30.
Si tu trouves étrange que nous traduisions par longanimité, ce que les Grecs appellent makrotumian, il est bon de remarquer que nous appliquons souvent à l'âme des expressions qui appartiennent au corps, et au corps celles qui appartiennent à l'âme. Si Virgile a dit d'une montagne qu'elle est méchante, et de la terre qu'elle est très-juste1, expressions transférées de l'âme au corps, Cule vois, pourquoi t'étonner que nous disions aussi longanimité, quand les seuls corps peuvent avoir une longueur? Et parmi les vertus, celle que nous appelons grandeur d'âme , ne réveille pas l'idée de l'espace, mais d'une certaine force, c'est-à-dire de la générosité, de la puissance de l'âme, vertu d'autant plus estimable, qu'elle méprise davantage. Mais nous en parlerons plus tard quand nous examinerons la grandeur de l'âme, considérée comme ordinairement la grandeur d'Hercule, d'après l'excellence des actes et non d'après le volume des membres. Tel est en effet le plan que nous avons adopté.
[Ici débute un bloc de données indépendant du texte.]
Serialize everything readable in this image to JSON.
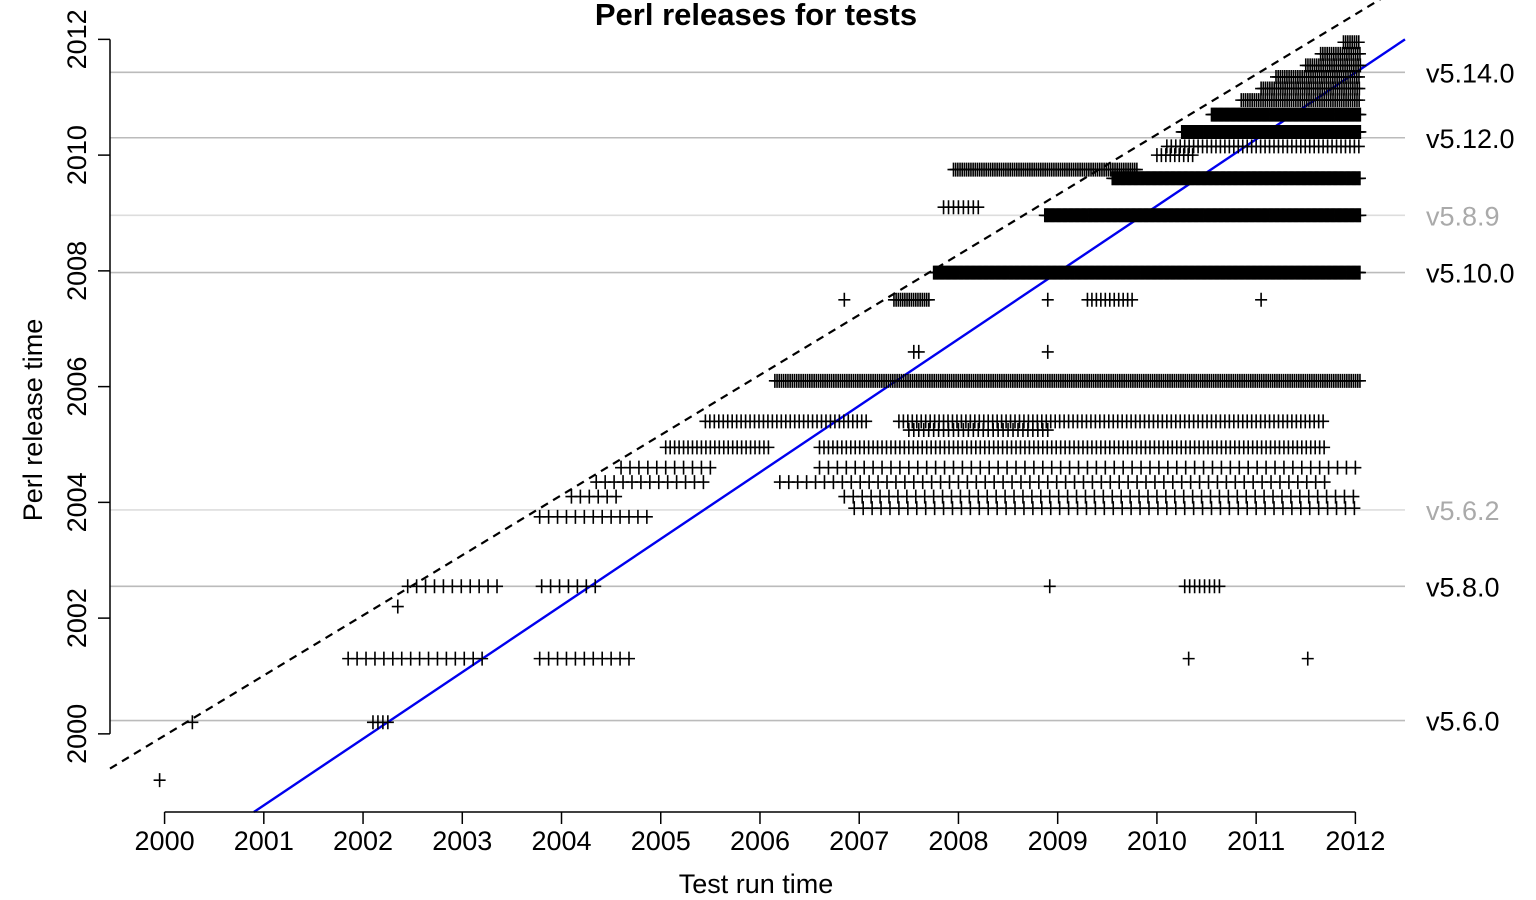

L'important à cette heure est de te souvenir de ce que nous avons dit suffisamment au sujet du point : la raison nous l'a montré comme ayant la plus grande puissance et le rang le plus élevé parmi les figures. Or puissance et domination ne montrent-elles pas une certaine grandeur 7 Et cependant nous n'avons trouvé dans le point aucun espace. Quand donc nous entendons ou disons grandeur, élévation de l'esprit, notre pensée ne doit point se porter sur l'étendue locale qu'il occupe, mais sur sa puissance. Ainsi donc, si tu juges que nous ayons suffisamment aplani la première objection que tu as élevée pour montrer que l'esprit croissait avec l’âge et avec le corps, passons à une autre.